The Pelicans’ lack of offensive firepower in the backcourt has been a recurring problem. They’ve tried solving this through the draft, though the picks of Kira Lewis, Dyson Daniels, and Jordan Hawkins still leave them offensively needy. Carlton ‘Bub’ Carrington could be the answer as one of the 2024 draft’s most dynamic offensive talents.

Carrington’s diverse scoring talent carries his prospect case. At 18 years old standing 6’4 without shoes, Carrington averaged 13.8 points per night, showcasing a variety of offensive skills. He’s an especially talented off-dribble shooter; Carrington shot 32.1% (43-134) on off-dribble threes and a blistering 50.9% (59-116) on off-dribble twos, winning with his excellent handle, pacing on drives and touch.

Though Carrington shot just 32.2% from three this season, he projects as a strong future shooter. The aforementioned pull-up skill is a positive indicator of shooting development, as well as his great volume (11 attempts per 100 possessions) and solid free throw percentage (78.5%). His shot diet will lighten at the next level, as the Pelicans wouldn’t require him to create a high volume of his shots. Playing off of other high-level scorers will make his life easier.

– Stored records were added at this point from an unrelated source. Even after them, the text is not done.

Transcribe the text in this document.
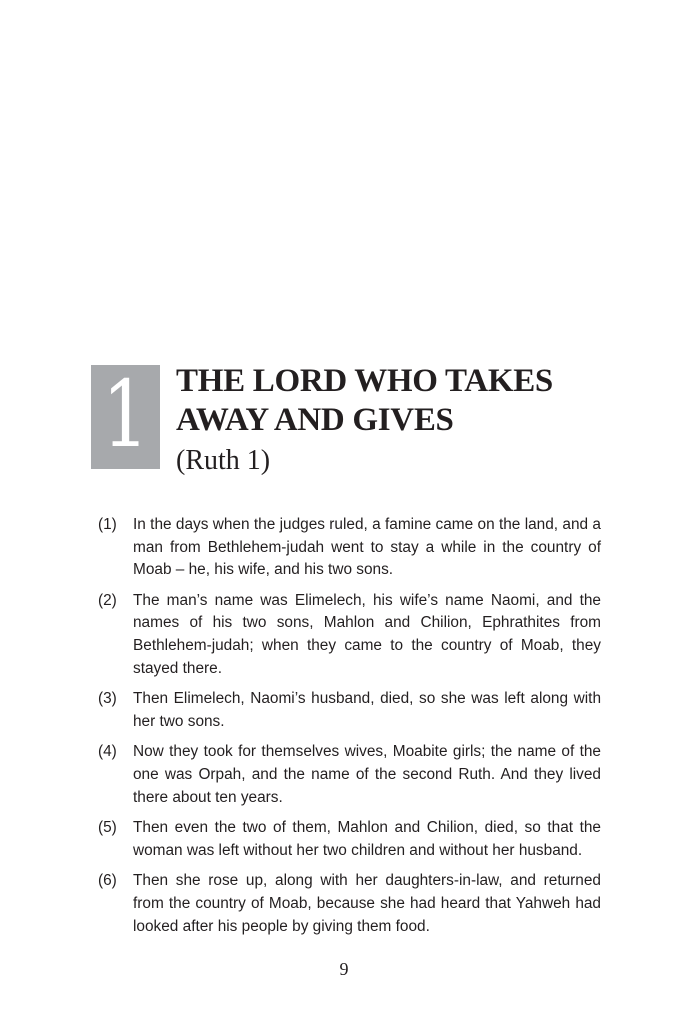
1 THE LORD WHO TAKES
AWAY AND GIVES
(Ruth 1)
(1)	In the days when the judges ruled, a famine came on the land, and a man from Bethlehem-judah went to stay a while in the country of Moab – he, his wife, and his two sons.
(2)	The man’s name was Elimelech, his wife’s name Naomi, and the names of his two sons, Mahlon and Chilion, Ephrathites from Bethlehem-judah; when they came to the country of Moab, they stayed there.
(3)	Then Elimelech, Naomi’s husband, died, so she was left along with her two sons.
(4)	Now they took for themselves wives, Moabite girls; the name of the one was Orpah, and the name of the second Ruth. And they lived there about ten years.
(5)	Then even the two of them, Mahlon and Chilion, died, so that the woman was left without her two children and without her husband.
(6)	Then she rose up, along with her daughters-in-law, and returned from the country of Moab, because she had heard that Yahweh had looked after his people by giving them food.
9
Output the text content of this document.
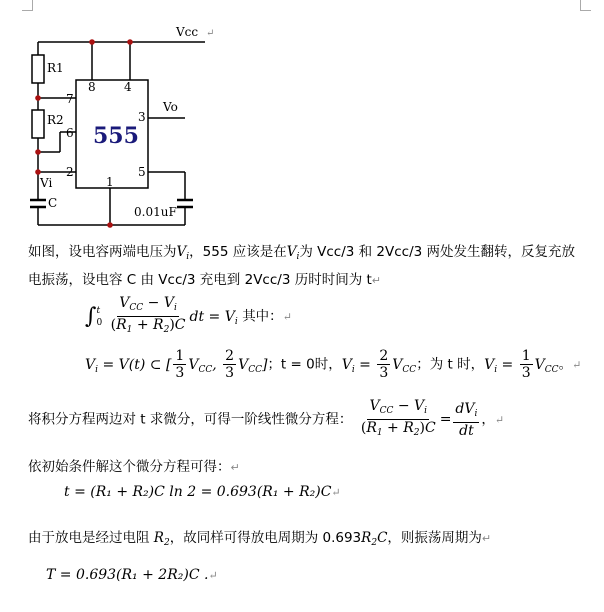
Vcc ↵
Vo
Vi
C
R1
R2
0.01uF
8 4
7
3
6
2
1
5
555
如图，设电容两端电压为$V_i$，555 应该是在$V_i$为 Vcc/3 和 2Vcc/3 两处发生翻转，反复充放
电振荡，设电容 C 由 Vcc/3 充电到 2Vcc/3 历时时间为 t↵
∫t
$0 \frac{V_{CC} - V_i}{(R_1 + R_2)C}$ dt = $V_i$ 其中：↵
$V_i = V(t)$ ⊂ [ $\frac{1}{3} V_{CC}$, $\frac{2}{3} V_{CC}$]；t = 0时，$V_i = \frac{2}{3} V_{CC}$；为 t 时，$V_i = \frac{1}{3} V_{CC}$。↵
将积分方程两边对 t 求微分，可得一阶线性微分方程： $\frac{V_{CC} - V_i}{(R_1 + R_2)C} = \frac{dV_i}{dt}$ ，↵
依初始条件解这个微分方程可得：↵
t = (R₁ + R₂)C ln 2 = 0.693(R₁ + R₂)C↵
由于放电是经过电阻 $R_2$，故同样可得放电周期为 $0.693R_2C$，则振荡周期为↵
T = 0.693(R₁ + 2R₂)C .↵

His on and off-ball shooting blend with an excellent handle and playmaking skill to form a strong complementary offensive package. He’s a comfortable pick-and-roll orchestrator, consistently hitting simple reads to his big men or skipping across the court to shooters. Carrington’s passing numbers — 24% assist rate, 2.1 assist-to-turnover ratio — support the idea of him as an excellent playmaker.

To reach his offensive ceiling, Carrington must develop physically, as most teenage prospects do. He’s incredibly weak and struggles to find his way to the rim and score when he gets there (53.8%), losing to more physical defenders initiating contact. Those same limitations hamstring him on the defensive end, where Carrington struggles to create events (1 stl + blk per 40 minutes) and stronger drivers overwhelm him. 

He’s flashed solid lateral quickness and mobility on the ball, suggesting Carrington could develop into a solid defender, aided further by his 6’8 wingspan. Drafting Carrington would mark a future-focused pick, as Carrington likely won’t be a great player from the jump given his age and physical limitations. His ceiling is significant, though, if the Pelicans put in the effort to develop him.

Up to this point, the Pelicans don’t have a consistent solution outside of CJ McCollum to their backcourt scoring problems. Carrington’s easy projection as an on-ball creator and a role-playing piece off of other stars makes this an ideal fit if the Pelicans want to keep swinging on young, talented guards.